Gonzales v. State

578 S.W.2d 736 | Tex. Crim. App. | 1979

OPINION

TOM G. DAVIS, Judge.

Appeal is taken from a conviction for the offense of aggravated robbery. V.T.C.A. Penal Code, Sec. 29.03. The appellant pled true to the second and third paragraphs of the indictment alleging two prior felony convictions. The court then assessed punishment at life. V.T.C.A.Penal Code, Sec. 12.42(d).

The appellant in his brief raises nine grounds of error. The State has filed an able brief responding to each of the contentions raised by the appellant and in addition has called our attention to a possible fundamental error in the charge.

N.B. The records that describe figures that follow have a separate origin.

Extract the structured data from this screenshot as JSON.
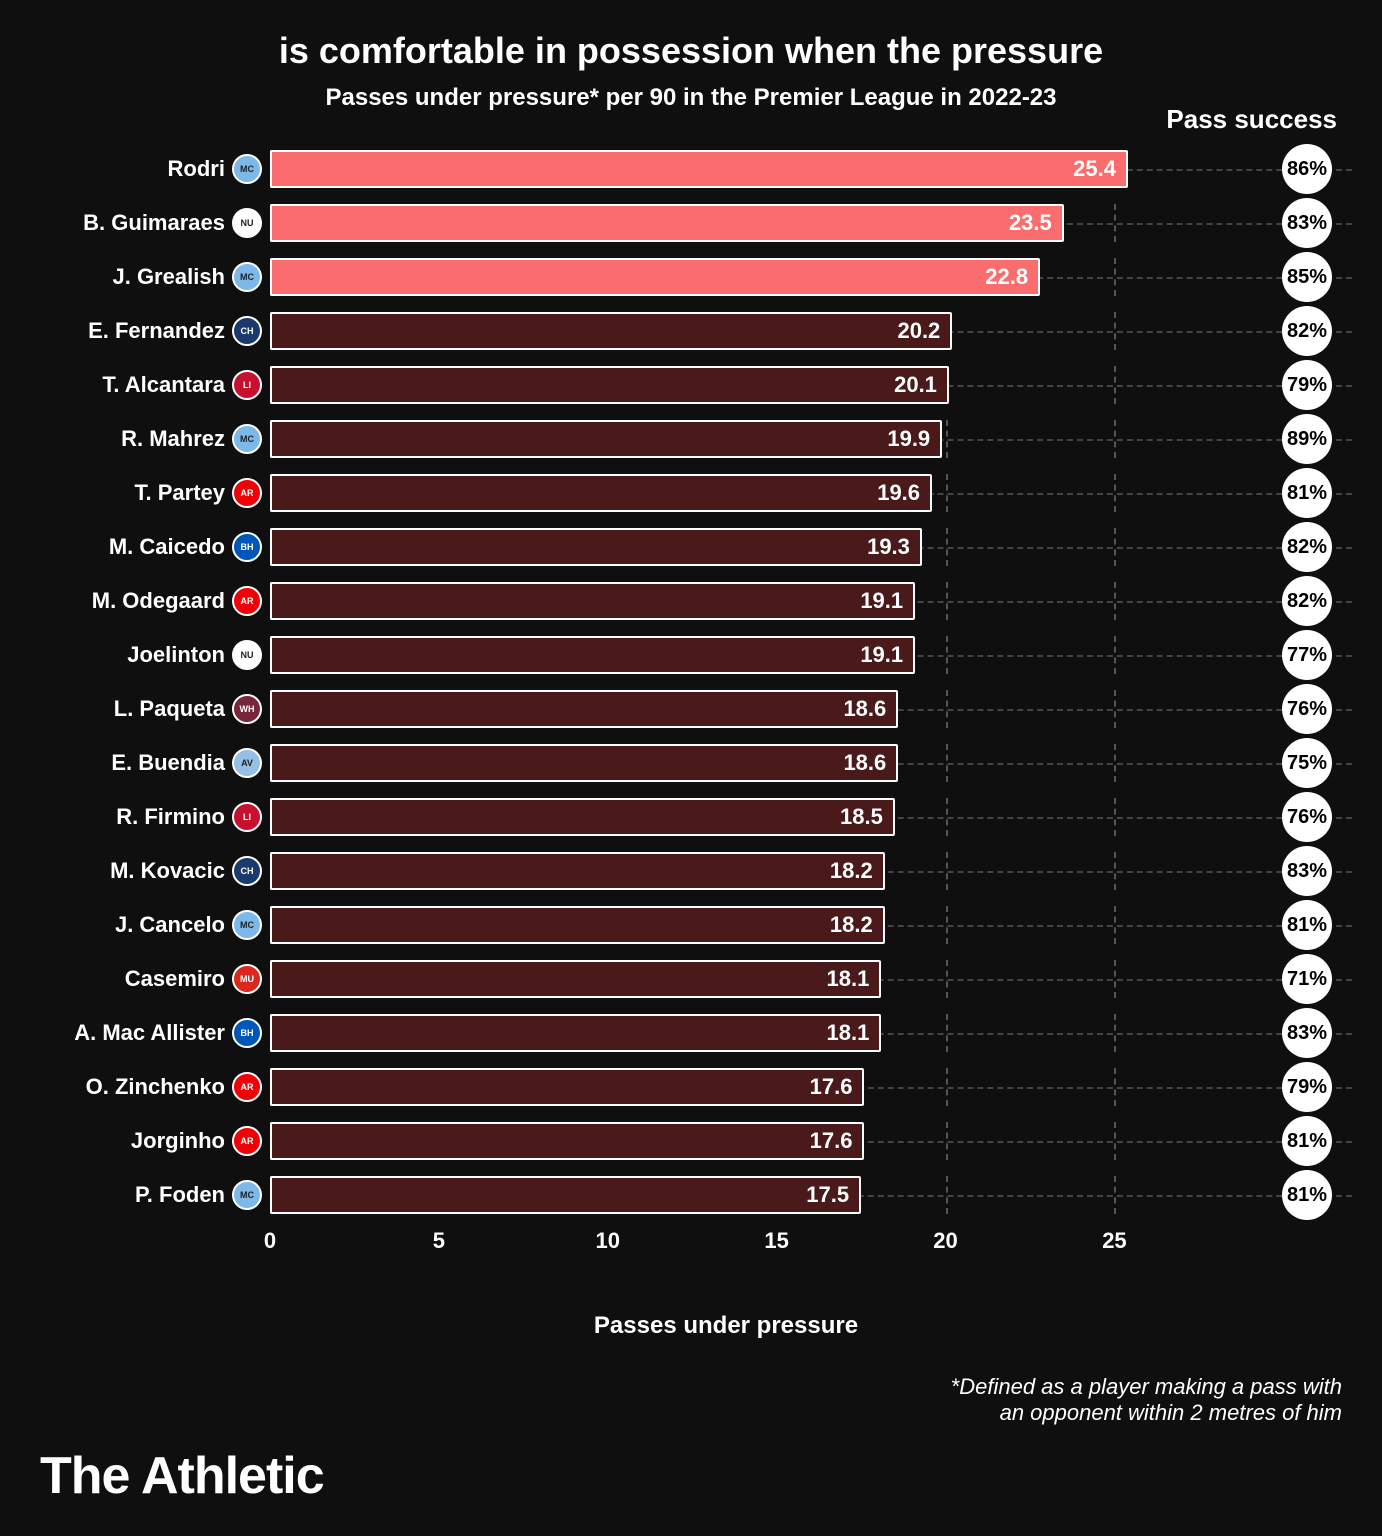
{
  "title": "is comfortable in possession when the pressure",
  "subtitle": "Passes under pressure* per 90 in the Premier League in 2022-23",
  "pass_success_header": "Pass success",
  "axis_label": "Passes under pressure",
  "footnote_line1": "*Defined as a player making a pass with",
  "footnote_line2": "an opponent within 2 metres of him",
  "brand": "The Athletic",
  "chart": {
    "type": "bar-horizontal",
    "xlim": [
      0,
      27
    ],
    "ticks": [
      0,
      5,
      10,
      15,
      20,
      25
    ],
    "background": "#0f0f0f",
    "grid_color": "#555555",
    "bar_border": "#ffffff",
    "pill_bg": "#ffffff",
    "pill_text": "#000000",
    "highlight_bar_color": "#f96d6e",
    "dim_bar_color": "#4a1a1b",
    "rows": [
      {
        "player": "Rodri",
        "value": 25.4,
        "success": "86%",
        "badge_bg": "#7cb9e8",
        "badge_txt": "MC",
        "highlighted": true
      },
      {
        "player": "B. Guimaraes",
        "value": 23.5,
        "success": "83%",
        "badge_bg": "#ffffff",
        "badge_txt": "NU",
        "highlighted": true
      },
      {
        "player": "J. Grealish",
        "value": 22.8,
        "success": "85%",
        "badge_bg": "#7cb9e8",
        "badge_txt": "MC",
        "highlighted": true
      },
      {
        "player": "E. Fernandez",
        "value": 20.2,
        "success": "82%",
        "badge_bg": "#1a3a6e",
        "badge_txt": "CH",
        "highlighted": false
      },
      {
        "player": "T. Alcantara",
        "value": 20.1,
        "success": "79%",
        "badge_bg": "#c8102e",
        "badge_txt": "LI",
        "highlighted": false
      },
      {
        "player": "R. Mahrez",
        "value": 19.9,
        "success": "89%",
        "badge_bg": "#7cb9e8",
        "badge_txt": "MC",
        "highlighted": false
      },
      {
        "player": "T. Partey",
        "value": 19.6,
        "success": "81%",
        "badge_bg": "#ef0107",
        "badge_txt": "AR",
        "highlighted": false
      },
      {
        "player": "M. Caicedo",
        "value": 19.3,
        "success": "82%",
        "badge_bg": "#0057b8",
        "badge_txt": "BH",
        "highlighted": false
      },
      {
        "player": "M. Odegaard",
        "value": 19.1,
        "success": "82%",
        "badge_bg": "#ef0107",
        "badge_txt": "AR",
        "highlighted": false
      },
      {
        "player": "Joelinton",
        "value": 19.1,
        "success": "77%",
        "badge_bg": "#ffffff",
        "badge_txt": "NU",
        "highlighted": false
      },
      {
        "player": "L. Paqueta",
        "value": 18.6,
        "success": "76%",
        "badge_bg": "#7a263a",
        "badge_txt": "WH",
        "highlighted": false
      },
      {
        "player": "E. Buendia",
        "value": 18.6,
        "success": "75%",
        "badge_bg": "#95bfe5",
        "badge_txt": "AV",
        "highlighted": false
      },
      {
        "player": "R. Firmino",
        "value": 18.5,
        "success": "76%",
        "badge_bg": "#c8102e",
        "badge_txt": "LI",
        "highlighted": false
      },
      {
        "player": "M. Kovacic",
        "value": 18.2,
        "success": "83%",
        "badge_bg": "#1a3a6e",
        "badge_txt": "CH",
        "highlighted": false
      },
      {
        "player": "J. Cancelo",
        "value": 18.2,
        "success": "81%",
        "badge_bg": "#7cb9e8",
        "badge_txt": "MC",
        "highlighted": false
      },
      {
        "player": "Casemiro",
        "value": 18.1,
        "success": "71%",
        "badge_bg": "#da291c",
        "badge_txt": "MU",
        "highlighted": false
      },
      {
        "player": "A. Mac Allister",
        "value": 18.1,
        "success": "83%",
        "badge_bg": "#0057b8",
        "badge_txt": "BH",
        "highlighted": false
      },
      {
        "player": "O. Zinchenko",
        "value": 17.6,
        "success": "79%",
        "badge_bg": "#ef0107",
        "badge_txt": "AR",
        "highlighted": false
      },
      {
        "player": "Jorginho",
        "value": 17.6,
        "success": "81%",
        "badge_bg": "#ef0107",
        "badge_txt": "AR",
        "highlighted": false
      },
      {
        "player": "P. Foden",
        "value": 17.5,
        "success": "81%",
        "badge_bg": "#7cb9e8",
        "badge_txt": "MC",
        "highlighted": false
      }
    ]
  }
}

The indictment in the instant case alleges in pertinent part that the appellant:

“while in the course of committing theft and with intent to obtain and maintain control of property of Delfino Motta, to wit: United States money, did then and there by using and exhibiting a deadly weapon, to wit: a knife that in the manner of its use and intended use was capable of causing death and serious bodily injury, intentionally and knowingly threaten Delfino Motta with imminent bodily injury and death and intentionally and knowingly place Delfino Motta in *737fear of imminent bodily injury and death. . . ."

In Paragraph V of the charge, the jury was instructed as follows:

“Now if you find from the evidence beyond a reasonable doubt that on or about the 22nd day of December, 1976, in Nue-ces County, Texas, the Defendant, Frank Gonzales, Jr., while in the course of committing theft and with intent to obtain and maintain control of property of Delfi-no Motta, to wit: United States money, did then and there by using and exhibiting a deadly weapon, to wit: a knife that in the manner of its use and intended use was capable of causing death and serious bodily injury, intentionally and knowingly threaten Delfino Motta with imminent bodily injury and death and intentionally and knowingly place Delfino Motta in fear of imminent bodily injury and death, or if you find from the evidence beyond a reasonable doubt that while in the course of committing theft and with intent to obtain and maintain control of property of Delfino Motta, to wit: United States money, the Defendant caused serious bodily injury to Delfino Motta, then you will find the Defendant guilty of aggravated robbery as charged in the indictment.” [Emphasis supplied.]

The instruction clearly authorizes a conviction on the basis of a theory not charged in the indictment. There was no objection to this charge at the time of trial. The State in its brief urges that under Williams v. State, Tex.Cr.App., 535 S.W.2d 352, the charge is not fundamentally defective. This Court in numerous recent cases held that a charge which authorizes a conviction on a theory not alleged in the indictment is fundamentally defective and a reversal is mandated on direct appeal. See e. g., Gooden v. State, Tex.Cr.App., 576 S.W.2d 382; Robinson v. State, Tex.Cr.App., 553 S.W.2d 371; Davis v. State, Tex.Cr.App., 557 S.W.2d 303; Edmond v. State, Tex.Cr.App., 566 S.W.2d 609; Jones v. State, Tex.Cr.App., 566 S.W.2d 939; Smith v. State, Tex.Cr.App., 570 S.W.2d 958; Brewer v. State, Tex.Cr.App., 572 S.W.2d 940; Armstead v. State, Tex.Cr.App., 573 S.W.2d 231; Johnson v. State, Tex.Cr.App., 573 S.W.2d 778; Cleland v. State, Tex.Cr.App., 575 S.W.2d 296; Fella v. State, Tex.Cr.App., 573 S.W.2d 548; Bridges v. State, Tex.Cr.App., 574 S.W.2d 143; Donald v. State, Tex.Cr. App., 574 S.W.2d 119; Moore v. State, Tex.Cr.App., 574 S.W.2d 553.

The holdings in the foregoing cases require reversal of this cause.

The judgment is reversed and the cause is remanded.